Thanks guys!
Sadly, Mr. Meetup did not call me last night. He texted me late and said he got caught up with work, and he's away until the end of next week, so no date this weekend. He might be a bit of a time-waster. I just told him I wasn't interested in texting with it going nowhere and to contact me when he's back. I'm already kind of over it.
Had a pleasant enough day, but it was kind of boring. It brought me back to the times when I was made redundant from my last job and I was out of full-time work for over 5 months about 3 years ago now. That was around the time I joined here. I actually like faffing around to a certain extent, but it just ends up with me spending a lot of money in cafes and feeling a bit lonely. I guess I could be using this time to write, or work some more on the play, but it doesn't really end up like that!
I did go the gym again today, for a pilates class. I was the only person that showed up for the class, but the instructor went ahead with it anyway. Which was great. My hips are so creaky. The lack of sex really shows when you do yoga or pilates. Lol.
I had an erotic dream about one of the senior men in my company last night. God, he's a beautiful man. He's married with kids, but he is literally movie-star hot. When I was away on that work trip, on one of the nights I know I was looking particularly attractive, and was having a smoke outside, and he came outside and said hi, and we just locked eyes, and there was
chemistry. He's always really attentive with me, and I guess my dream brain picked up on this, because the whole dream revolved around us being on a work trip and me sneaking into his room every morning when no one was around. Haha, don't judge me.

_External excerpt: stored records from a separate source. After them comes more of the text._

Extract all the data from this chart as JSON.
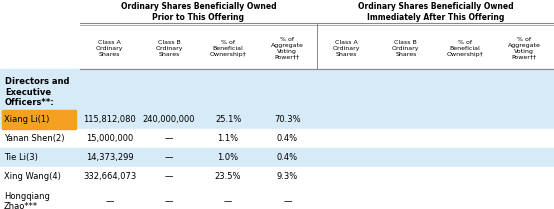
{
  "title_left": "Ordinary Shares Beneficially Owned\nPrior to This Offering",
  "title_right": "Ordinary Shares Beneficially Owned\nImmediately After This Offering",
  "col_headers": [
    "Class A\nOrdinary\nShares",
    "Class B\nOrdinary\nShares",
    "% of\nBeneficial\nOwnership†",
    "% of\nAggregate\nVoting\nPower††",
    "Class A\nOrdinary\nShares",
    "Class B\nOrdinary\nShares",
    "% of\nBeneficial\nOwnership†",
    "% of\nAggregate\nVoting\nPower††"
  ],
  "row_header": "Directors and\nExecutive\nOfficers**:",
  "rows": [
    {
      "name": "Xiang Li(1)",
      "highlight": true,
      "highlight_color": "#F4A020",
      "values": [
        "115,812,080",
        "240,000,000",
        "25.1%",
        "70.3%",
        "",
        "",
        "",
        ""
      ]
    },
    {
      "name": "Yanan Shen(2)",
      "highlight": false,
      "values": [
        "15,000,000",
        "—",
        "1.1%",
        "0.4%",
        "",
        "",
        "",
        ""
      ]
    },
    {
      "name": "Tie Li(3)",
      "highlight": false,
      "values": [
        "14,373,299",
        "—",
        "1.0%",
        "0.4%",
        "",
        "",
        "",
        ""
      ]
    },
    {
      "name": "Xing Wang(4)",
      "highlight": false,
      "values": [
        "332,664,073",
        "—",
        "23.5%",
        "9.3%",
        "",
        "",
        "",
        ""
      ]
    },
    {
      "name": "Hongqiang\nZhao***",
      "highlight": false,
      "values": [
        "—",
        "—",
        "—",
        "—",
        "",
        "",
        "",
        ""
      ]
    }
  ],
  "bg_color_light": "#D6EAF8",
  "bg_color_white": "#FFFFFF",
  "header_bg": "#FFFFFF",
  "border_color": "#888888",
  "text_color": "#000000",
  "bold_rows": [
    0,
    2,
    4
  ],
  "divider_col": 4
}
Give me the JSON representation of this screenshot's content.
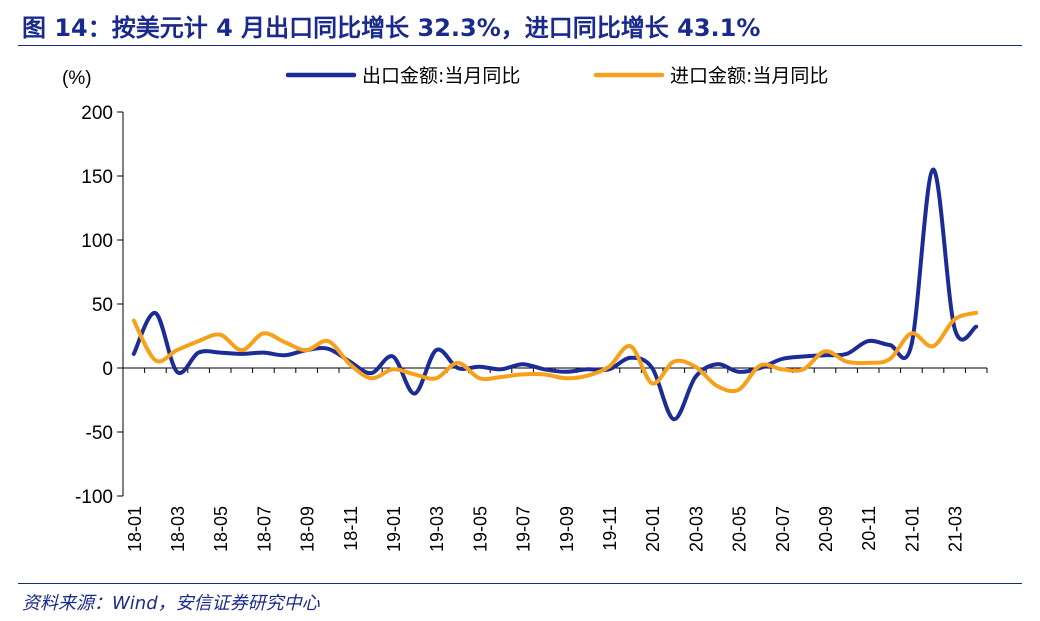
{
  "title": "图 14：按美元计 4 月出口同比增长 32.3%，进口同比增长 43.1%",
  "source": "资料来源：Wind，安信证券研究中心",
  "colors": {
    "export": "#1c2c96",
    "import": "#f7a01b",
    "title": "#1a2a8c"
  },
  "chart_data": {
    "type": "line",
    "unit_label": "(%)",
    "legend_position": "top",
    "ylim": [
      -100,
      200
    ],
    "y_ticks": [
      200,
      150,
      100,
      50,
      0,
      -50,
      -100
    ],
    "x": [
      "18-01",
      "18-02",
      "18-03",
      "18-04",
      "18-05",
      "18-06",
      "18-07",
      "18-08",
      "18-09",
      "18-10",
      "18-11",
      "18-12",
      "19-01",
      "19-02",
      "19-03",
      "19-04",
      "19-05",
      "19-06",
      "19-07",
      "19-08",
      "19-09",
      "19-10",
      "19-11",
      "19-12",
      "20-01",
      "20-02",
      "20-03",
      "20-04",
      "20-05",
      "20-06",
      "20-07",
      "20-08",
      "20-09",
      "20-10",
      "20-11",
      "20-12",
      "21-01",
      "21-02",
      "21-03",
      "21-04"
    ],
    "x_tick_labels": [
      "18-01",
      "18-03",
      "18-05",
      "18-07",
      "18-09",
      "18-11",
      "19-01",
      "19-03",
      "19-05",
      "19-07",
      "19-09",
      "19-11",
      "20-01",
      "20-03",
      "20-05",
      "20-07",
      "20-09",
      "20-11",
      "21-01",
      "21-03"
    ],
    "series": [
      {
        "name": "出口金额:当月同比",
        "color": "#1c2c96",
        "values": [
          11,
          43,
          -3,
          12,
          12,
          11,
          12,
          10,
          14,
          15,
          5,
          -4,
          9,
          -20,
          14,
          0,
          1,
          -1,
          3,
          -1,
          -3,
          -1,
          -1,
          8,
          0,
          -40,
          -7,
          3,
          -3,
          0,
          7,
          9,
          10,
          11,
          21,
          18,
          18,
          155,
          31,
          32.3
        ]
      },
      {
        "name": "进口金额:当月同比",
        "color": "#f7a01b",
        "values": [
          37,
          6,
          14,
          21,
          26,
          14,
          27,
          20,
          14,
          21,
          3,
          -8,
          -1,
          -5,
          -8,
          4,
          -8,
          -7,
          -5,
          -5,
          -8,
          -6,
          1,
          17,
          -12,
          5,
          1,
          -14,
          -17,
          2,
          -1,
          -1,
          13,
          5,
          4,
          7,
          27,
          17,
          38,
          43.1
        ]
      }
    ]
  }
}
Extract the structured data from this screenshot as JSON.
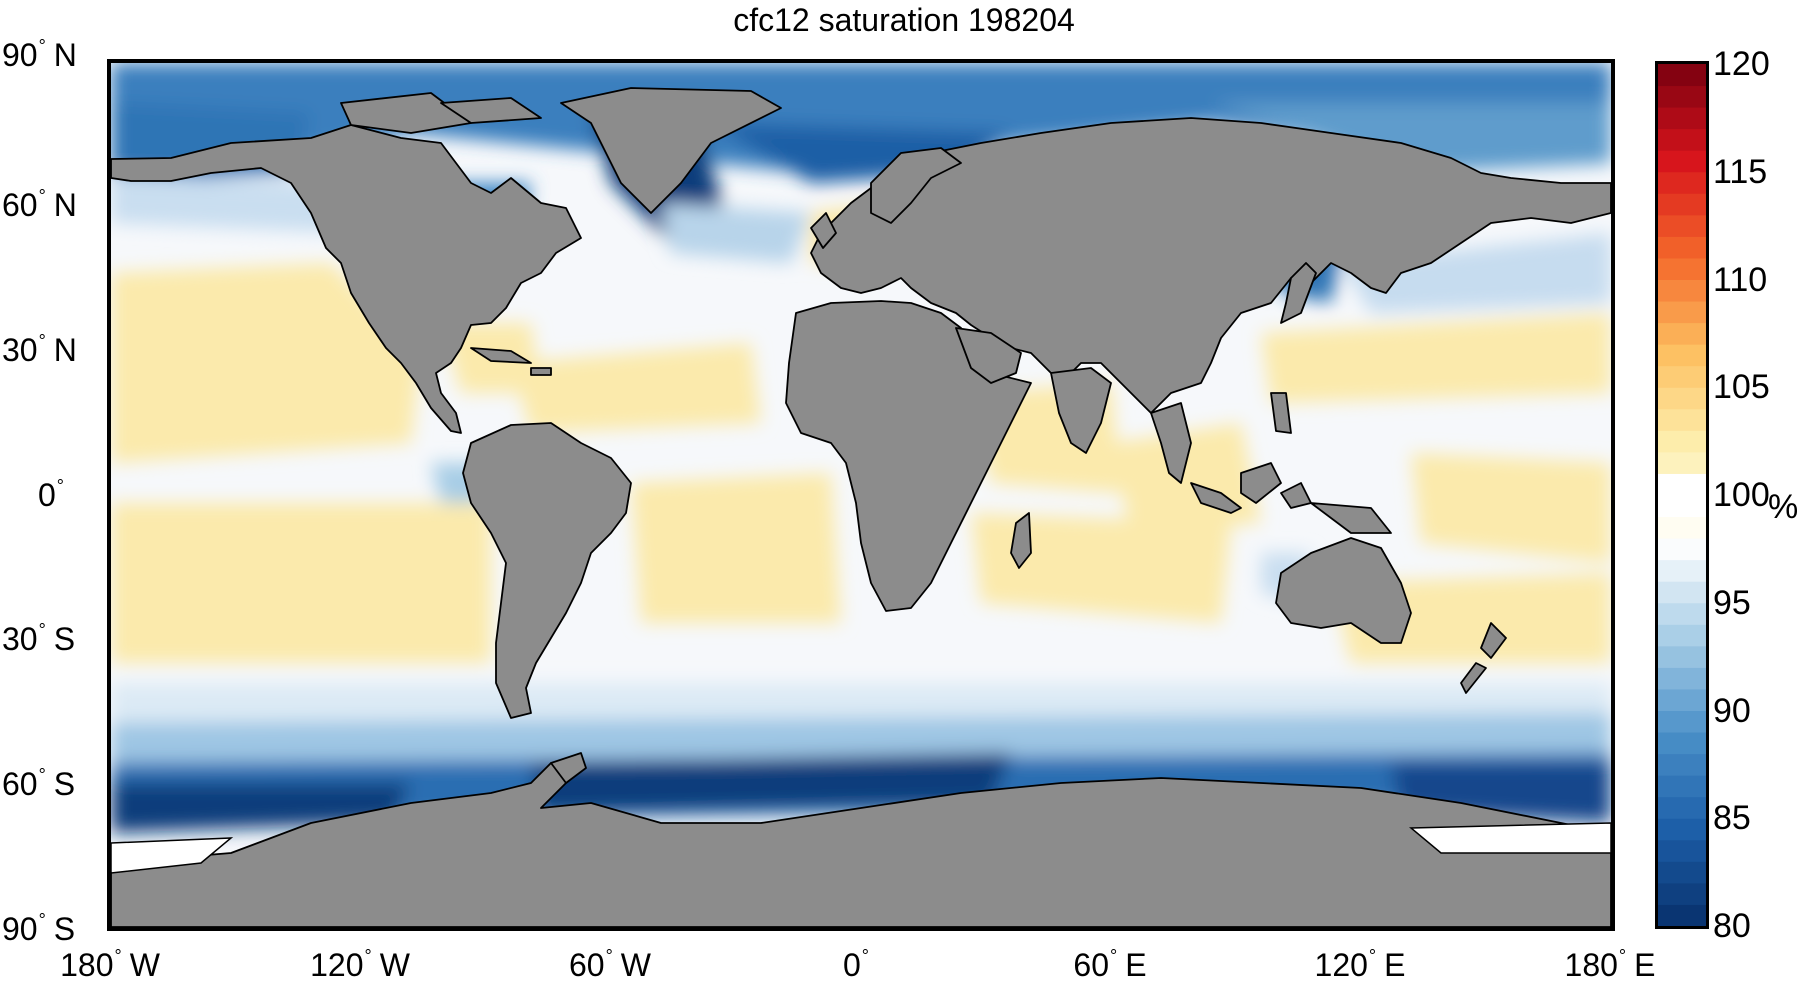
{
  "title": "cfc12 saturation 198204",
  "latitude_labels": [
    {
      "value": "90",
      "hemisphere": "N"
    },
    {
      "value": "60",
      "hemisphere": "N"
    },
    {
      "value": "30",
      "hemisphere": "N"
    },
    {
      "value": "0",
      "hemisphere": ""
    },
    {
      "value": "30",
      "hemisphere": "S"
    },
    {
      "value": "60",
      "hemisphere": "S"
    },
    {
      "value": "90",
      "hemisphere": "S"
    }
  ],
  "longitude_labels": [
    {
      "value": "180",
      "hemisphere": "W"
    },
    {
      "value": "120",
      "hemisphere": "W"
    },
    {
      "value": "60",
      "hemisphere": "W"
    },
    {
      "value": "0",
      "hemisphere": ""
    },
    {
      "value": "60",
      "hemisphere": "E"
    },
    {
      "value": "120",
      "hemisphere": "E"
    },
    {
      "value": "180",
      "hemisphere": "E"
    }
  ],
  "colorbar": {
    "ticks": [
      "120",
      "115",
      "110",
      "105",
      "100",
      "95",
      "90",
      "85",
      "80"
    ],
    "unit": "%",
    "min": 80,
    "max": 120,
    "colors": [
      "#08306b",
      "#1c5ea8",
      "#4a90c8",
      "#a7cde6",
      "#ffffff",
      "#fdf0b0",
      "#fdbf60",
      "#f4672a",
      "#d7141c",
      "#7a0010"
    ]
  },
  "colors": {
    "land": "#8c8c8c",
    "coastline": "#000000",
    "near_saturation": "#f6f8fb",
    "supersaturated": "#fbeaac",
    "undersaturated_weak": "#c9def0",
    "undersaturated_strong": "#0b3d7c",
    "sea_ice": "#ffffff"
  },
  "projection": "equirectangular"
}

Anyway, this all sounds like stuff from a Mills and Boon novel, but I actually feel that men like him who are highly sought after and admired actually like me more than men who are in contact with me all the time and could easily ask me out. It's so annoying.
I also had another guy in my last company who was into me and was also really high up in the group. I think I have a thing for high-powered men. I would do well with someone who was away a lot. I like my own company, they could parade me around when needed, I also like comfort and like the idea of an idle existence. God, the dreams we imagine for ourselves. And yet here I am, alone. I do feel I am too intense for a lot of guys. I can see the meetup guy trying to figure out my hangups already.
This all makes me seem like a complete narcissist/fantasist. I am not trying to brag or show off or anything. But I find myself wondering whether I could be living a great life but I am not in the place where that is possible. Maybe I need to consider getting a transfer and moving away again. After the play. Perhaps.